I am not sure how to choose a basis for the kernel of a matrix. I've seen a video where someone chose for the kernel
$$\ker(A) = \ker\begin{pmatrix} -1 & 1 & 0 & 1 \\ 0 & 0 & 4 & 0 \\ 0 & 0 & 0 & 0 \\ 0 & 0 & 0 & 0 \end{pmatrix}$$
the basis
$$ \mathcal B =\left\{\begin{pmatrix} 1 \\ 1 \\ 0 \\ 0 \end{pmatrix}, \begin{pmatrix} 0 \\ 1 \\ 0 \\ -1 \end{pmatrix}\right\}$$
but I do not understand why those vectors were chosen.

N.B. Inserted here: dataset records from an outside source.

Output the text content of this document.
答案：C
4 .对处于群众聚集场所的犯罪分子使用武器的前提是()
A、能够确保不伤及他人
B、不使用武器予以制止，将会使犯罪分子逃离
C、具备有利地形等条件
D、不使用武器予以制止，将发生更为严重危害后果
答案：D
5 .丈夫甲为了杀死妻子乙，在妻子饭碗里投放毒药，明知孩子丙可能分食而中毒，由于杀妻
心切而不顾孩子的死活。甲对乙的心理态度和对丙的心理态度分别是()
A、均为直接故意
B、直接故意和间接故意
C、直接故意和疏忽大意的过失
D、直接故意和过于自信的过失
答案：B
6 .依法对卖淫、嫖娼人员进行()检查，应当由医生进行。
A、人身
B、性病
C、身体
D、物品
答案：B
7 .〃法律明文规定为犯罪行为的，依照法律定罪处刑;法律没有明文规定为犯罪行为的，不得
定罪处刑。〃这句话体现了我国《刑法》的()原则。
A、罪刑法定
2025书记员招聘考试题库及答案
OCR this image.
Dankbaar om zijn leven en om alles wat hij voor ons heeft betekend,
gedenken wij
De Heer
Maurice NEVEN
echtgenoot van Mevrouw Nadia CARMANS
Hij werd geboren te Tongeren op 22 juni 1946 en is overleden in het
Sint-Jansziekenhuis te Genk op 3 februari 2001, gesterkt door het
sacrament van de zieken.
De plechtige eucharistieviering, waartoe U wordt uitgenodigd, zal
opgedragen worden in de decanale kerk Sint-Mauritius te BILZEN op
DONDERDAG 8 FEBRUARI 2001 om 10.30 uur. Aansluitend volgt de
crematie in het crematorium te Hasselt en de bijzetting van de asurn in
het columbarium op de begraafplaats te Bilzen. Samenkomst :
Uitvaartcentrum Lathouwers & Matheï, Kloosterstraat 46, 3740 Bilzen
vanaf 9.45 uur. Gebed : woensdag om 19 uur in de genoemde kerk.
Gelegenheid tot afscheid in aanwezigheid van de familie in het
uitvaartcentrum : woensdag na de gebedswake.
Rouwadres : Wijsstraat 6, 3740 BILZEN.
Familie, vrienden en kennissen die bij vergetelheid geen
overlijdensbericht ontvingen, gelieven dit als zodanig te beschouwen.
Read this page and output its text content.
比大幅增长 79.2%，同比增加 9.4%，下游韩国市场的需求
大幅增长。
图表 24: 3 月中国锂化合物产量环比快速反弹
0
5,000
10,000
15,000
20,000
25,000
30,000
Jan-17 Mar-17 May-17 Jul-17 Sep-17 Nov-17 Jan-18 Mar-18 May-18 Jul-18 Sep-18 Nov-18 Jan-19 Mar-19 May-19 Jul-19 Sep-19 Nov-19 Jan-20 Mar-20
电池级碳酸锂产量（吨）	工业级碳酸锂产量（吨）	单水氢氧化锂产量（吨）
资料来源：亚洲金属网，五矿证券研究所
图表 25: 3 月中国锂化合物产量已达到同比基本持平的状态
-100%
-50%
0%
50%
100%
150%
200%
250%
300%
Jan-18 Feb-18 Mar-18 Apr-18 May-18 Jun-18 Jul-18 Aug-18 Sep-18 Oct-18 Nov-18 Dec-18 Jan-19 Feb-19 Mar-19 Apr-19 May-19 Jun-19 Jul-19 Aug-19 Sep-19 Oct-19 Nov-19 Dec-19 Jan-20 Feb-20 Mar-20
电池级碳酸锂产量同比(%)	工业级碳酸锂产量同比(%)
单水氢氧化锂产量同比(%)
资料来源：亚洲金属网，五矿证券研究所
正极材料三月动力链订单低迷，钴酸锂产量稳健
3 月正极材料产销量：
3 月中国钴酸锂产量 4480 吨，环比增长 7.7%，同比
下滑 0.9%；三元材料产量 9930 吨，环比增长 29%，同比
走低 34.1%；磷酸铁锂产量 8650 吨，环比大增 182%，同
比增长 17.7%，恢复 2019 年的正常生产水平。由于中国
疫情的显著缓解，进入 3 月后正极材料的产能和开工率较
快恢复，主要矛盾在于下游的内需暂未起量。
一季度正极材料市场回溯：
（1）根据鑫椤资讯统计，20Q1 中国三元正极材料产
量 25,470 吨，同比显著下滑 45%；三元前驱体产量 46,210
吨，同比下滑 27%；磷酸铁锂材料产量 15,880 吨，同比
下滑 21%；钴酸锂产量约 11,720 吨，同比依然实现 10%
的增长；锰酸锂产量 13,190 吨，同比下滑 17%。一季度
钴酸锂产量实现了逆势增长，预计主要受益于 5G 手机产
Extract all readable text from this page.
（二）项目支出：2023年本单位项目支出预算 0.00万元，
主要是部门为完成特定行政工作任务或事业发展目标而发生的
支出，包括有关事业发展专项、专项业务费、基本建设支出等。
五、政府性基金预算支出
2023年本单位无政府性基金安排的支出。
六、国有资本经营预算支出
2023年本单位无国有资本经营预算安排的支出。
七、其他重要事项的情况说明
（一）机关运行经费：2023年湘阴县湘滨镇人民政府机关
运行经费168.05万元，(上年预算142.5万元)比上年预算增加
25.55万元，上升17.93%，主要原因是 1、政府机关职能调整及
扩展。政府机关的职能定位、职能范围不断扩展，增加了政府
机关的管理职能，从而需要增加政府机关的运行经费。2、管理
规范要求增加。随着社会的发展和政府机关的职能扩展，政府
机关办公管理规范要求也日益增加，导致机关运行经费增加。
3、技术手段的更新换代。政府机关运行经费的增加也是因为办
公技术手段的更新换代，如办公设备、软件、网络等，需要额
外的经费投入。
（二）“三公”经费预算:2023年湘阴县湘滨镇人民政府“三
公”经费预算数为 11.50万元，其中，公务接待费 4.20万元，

Using the rank-nullity-theorem you can conclude there are two linear independent vector that span the $\ker(A)$ since ${\rm rank}(A)=2$ and $\dim(\ker(A))= n-{\rm rank}(A)=4-2=2$ but how do I choose those linear independent vectors?
Can anyone explain that to me?
Best Answer
Hint: You have already figured out that the kernel has dimension 2. The vectors $x$ in the kernel satisfy $-x_1+x_2+x_4=0$ and $4 x_3=0$.
You just need to find two vectors in the kernel that are linearly independent. They will form a basis of the kernel.